神戸市環境局自然環境課の武田敦之担当係長は「ツヤハダゴマダラカミキリなどの外来種は、侵入初期にできるだけ根絶する必要がある」と話す。すでに蔓延した外来種は対処が難しく、費用もかかるためだ。徹底的に駆除するため、六甲アイランド内にツヤハダゴマダラカミキリを回収するための「カミキリポスト」を設置。市民が捕まえたカミキリムシを入れるポストで、神戸市が回収・駆除を行う。自治体の取り組みで市民が特定外来生物を生きたまま捕獲し、回収場所まで運ぶといった対策方法は全国初の試みだった。2022年には162匹、2023年に132匹のカミキリムシを回収できた。
ところが、2023年9月にツヤハダゴマダラカミキリが特定外来生物に指定されたことで、外来生物法に基づき、発見したカミキリムシを運搬することができなくなった。そこで同市は環境省の確認を受け、カミキリムシを運搬する際のペットボトルやポストの管理を厳重にすることを条件に、六甲アイランド内に限り再び移動が可能になった。
六甲アイランドの外に流出した可能性を懸念した同市は、2022年にBiomeによる市民参加型調査も開始。Biomeのユーザーは全国に約93万人、神戸市内にも約3万人存在している。外来種だけでなく、固有種の分布調査も兼ねて、10種類の生物を指定。参加のハードルを下げるため、クマゼミやアブラゼミなど見つけやすい生物も含めたという。
Biomeによるクエストは例年6月から8月末の夏休み期間に実施。子どもたちが参加することで自然教育につなげたい考えだ。2022年には452人が参加し、登録された生物の数は1152件だった。2023年は372人が参加し、登録数は730件。うち調査対象の情報は568件集まった。「ニホントカゲ」(96件)、「コクワガタ」(70件)といった固有種のほか、「キマダラカメムシ」(103件)などの外来種も多数発見された。
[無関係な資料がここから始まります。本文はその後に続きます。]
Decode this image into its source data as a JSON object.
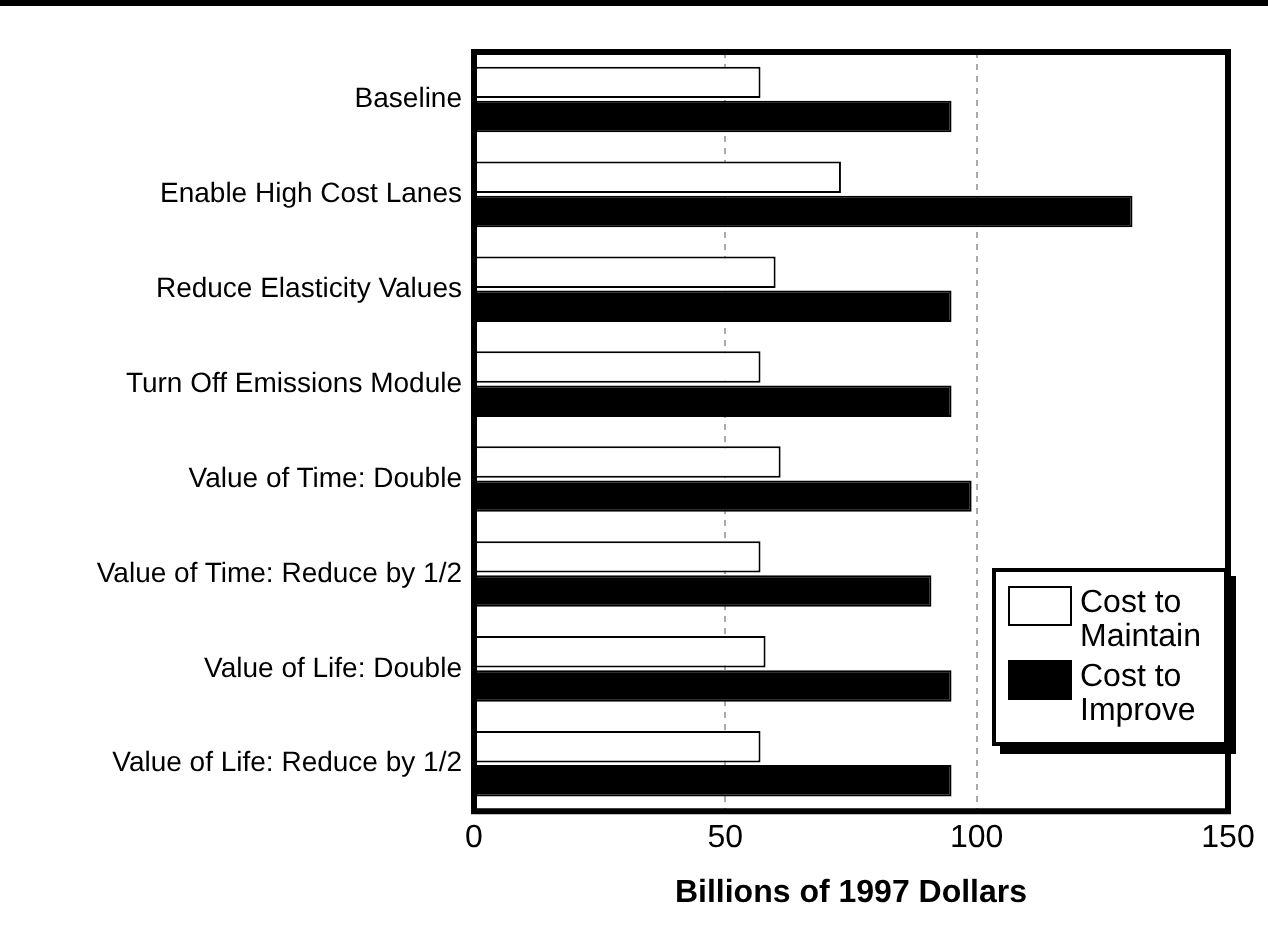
{
  "chart_data": {
    "type": "bar",
    "orientation": "horizontal",
    "xlabel": "Billions of 1997 Dollars",
    "categories": [
      "Baseline",
      "Enable High Cost Lanes",
      "Reduce Elasticity Values",
      "Turn Off Emissions Module",
      "Value of Time: Double",
      "Value of Time: Reduce by 1/2",
      "Value of Life: Double",
      "Value of Life: Reduce by 1/2"
    ],
    "series": [
      {
        "name": "Cost to Maintain",
        "color": "#ffffff",
        "values": [
          57,
          73,
          60,
          57,
          61,
          57,
          58,
          57
        ]
      },
      {
        "name": "Cost to Improve",
        "color": "#000000",
        "values": [
          95,
          131,
          95,
          95,
          99,
          91,
          95,
          95
        ]
      }
    ],
    "xlim": [
      0,
      150
    ],
    "xticks": [
      0,
      50,
      100,
      150
    ],
    "grid": "x",
    "legend": "bottom right"
  }
}
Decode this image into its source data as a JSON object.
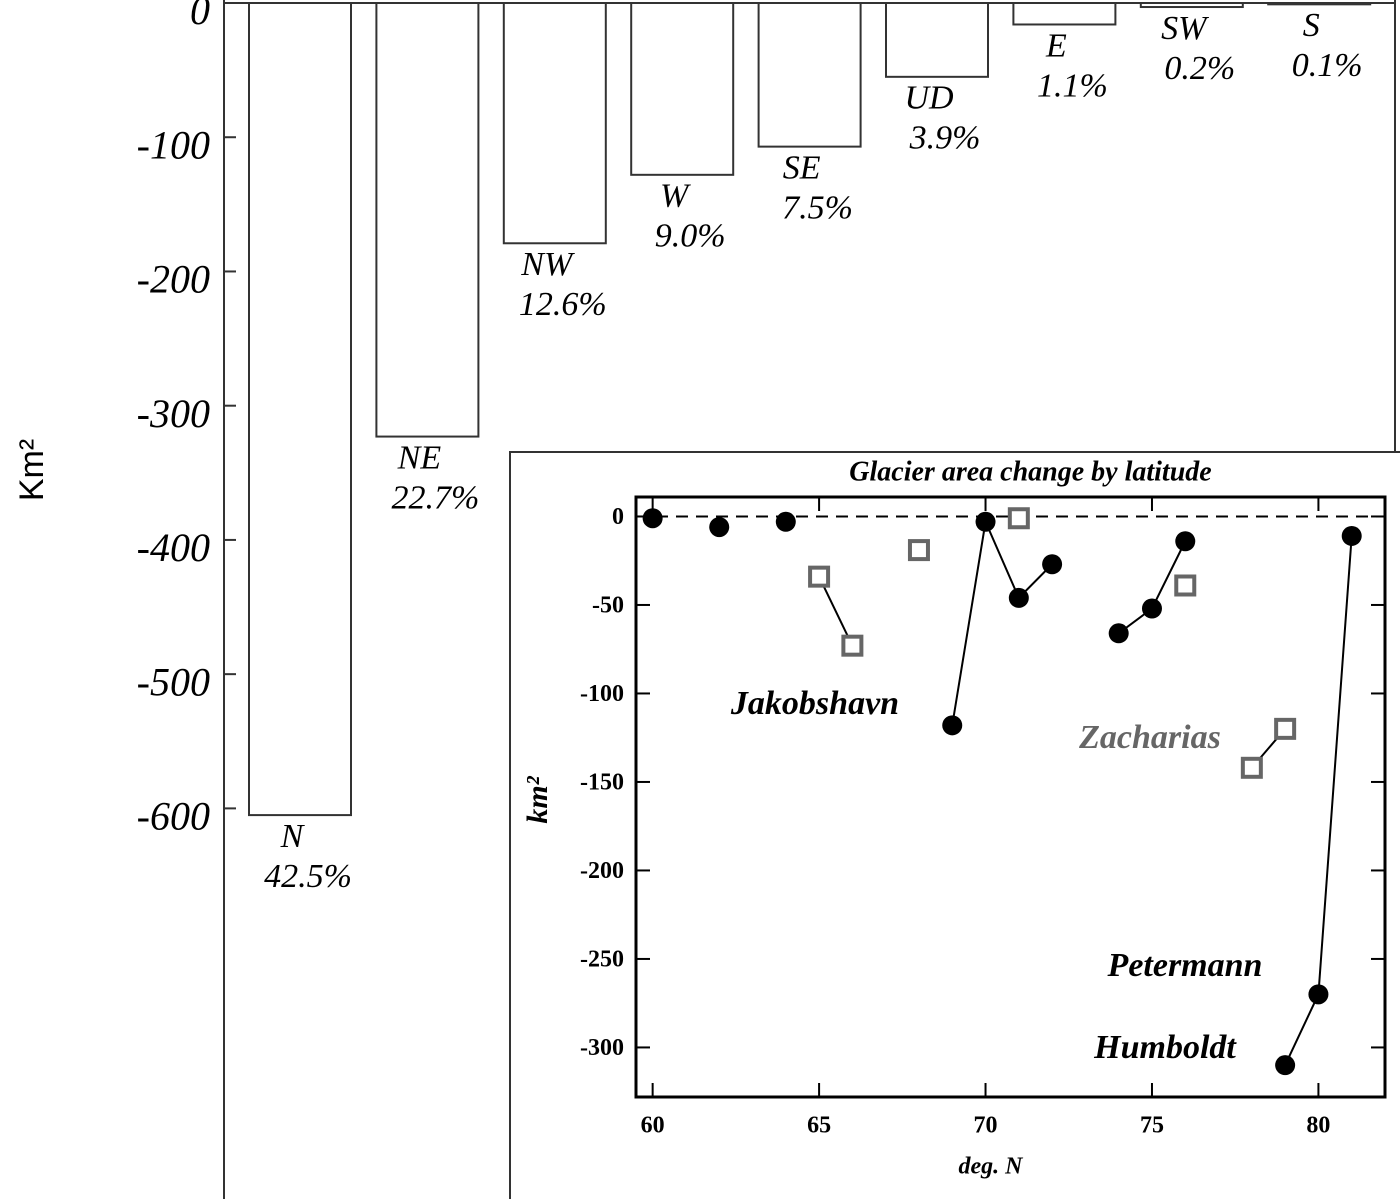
{
  "chart_data": [
    {
      "type": "bar",
      "y_label": "Km²",
      "categories": [
        "N",
        "NE",
        "NW",
        "W",
        "SE",
        "UD",
        "E",
        "SW",
        "S"
      ],
      "values": [
        -605,
        -323,
        -179,
        -128,
        -107,
        -55,
        -16,
        -3,
        -1
      ],
      "percent_labels": [
        "42.5%",
        "22.7%",
        "12.6%",
        "9.0%",
        "7.5%",
        "3.9%",
        "1.1%",
        "0.2%",
        "0.1%"
      ],
      "color": "#ffffff",
      "ylim": [
        -891,
        0
      ],
      "yticks": [
        0,
        -100,
        -200,
        -300,
        -400,
        -500,
        -600
      ]
    },
    {
      "type": "scatter",
      "title": "Glacier area change by latitude",
      "x_label": "deg. N",
      "y_label": "km²",
      "xlim": [
        59.5,
        82
      ],
      "ylim": [
        -328,
        11
      ],
      "xticks": [
        60,
        65,
        70,
        75,
        80
      ],
      "yticks": [
        0,
        -50,
        -100,
        -150,
        -200,
        -250,
        -300
      ],
      "series": [
        {
          "marker": "circle",
          "color": "#000000",
          "connected": false,
          "x": [
            60,
            62,
            64
          ],
          "values": [
            -1,
            -6,
            -3
          ]
        },
        {
          "marker": "circle",
          "color": "#000000",
          "connected": true,
          "x": [
            69,
            70,
            71,
            72
          ],
          "values": [
            -118,
            -3,
            -46,
            -27
          ]
        },
        {
          "marker": "circle",
          "color": "#000000",
          "connected": true,
          "x": [
            74,
            75,
            76
          ],
          "values": [
            -66,
            -52,
            -14
          ]
        },
        {
          "marker": "circle",
          "color": "#000000",
          "connected": true,
          "x": [
            79,
            80,
            81
          ],
          "values": [
            -310,
            -270,
            -11
          ]
        },
        {
          "marker": "square",
          "color": "#666666",
          "connected": true,
          "x": [
            65,
            66
          ],
          "values": [
            -34,
            -73
          ]
        },
        {
          "marker": "square",
          "color": "#666666",
          "connected": false,
          "x": [
            68,
            71,
            76
          ],
          "values": [
            -19,
            -1,
            -39
          ]
        },
        {
          "marker": "square",
          "color": "#666666",
          "connected": true,
          "x": [
            78,
            79
          ],
          "values": [
            -142,
            -120
          ]
        }
      ],
      "annotations": [
        {
          "text": "Jakobshavn",
          "color": "#000000"
        },
        {
          "text": "Zacharias",
          "color": "#666666"
        },
        {
          "text": "Petermann",
          "color": "#000000"
        },
        {
          "text": "Humboldt",
          "color": "#000000"
        }
      ]
    }
  ]
}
今年の調査対象の「ツヤアオカメムシ」は、森林や周辺の都市部でみられるカメムシで、本州、四国、九州、沖縄に分布している。成虫はミカン、カキ、モモなどの果樹の汁を吸い、被害を与える。夏に森林でスギやヒノキの実を食べて繁殖。増えた成虫は、秋(9月下旬以降)に森林から市街地などに分散する。農地における調査は実施しているが、都市部での調査が不足しているため、今後も市民参加型調査を継続し、分布状況などを把握することで家庭での対策を普及啓発していく。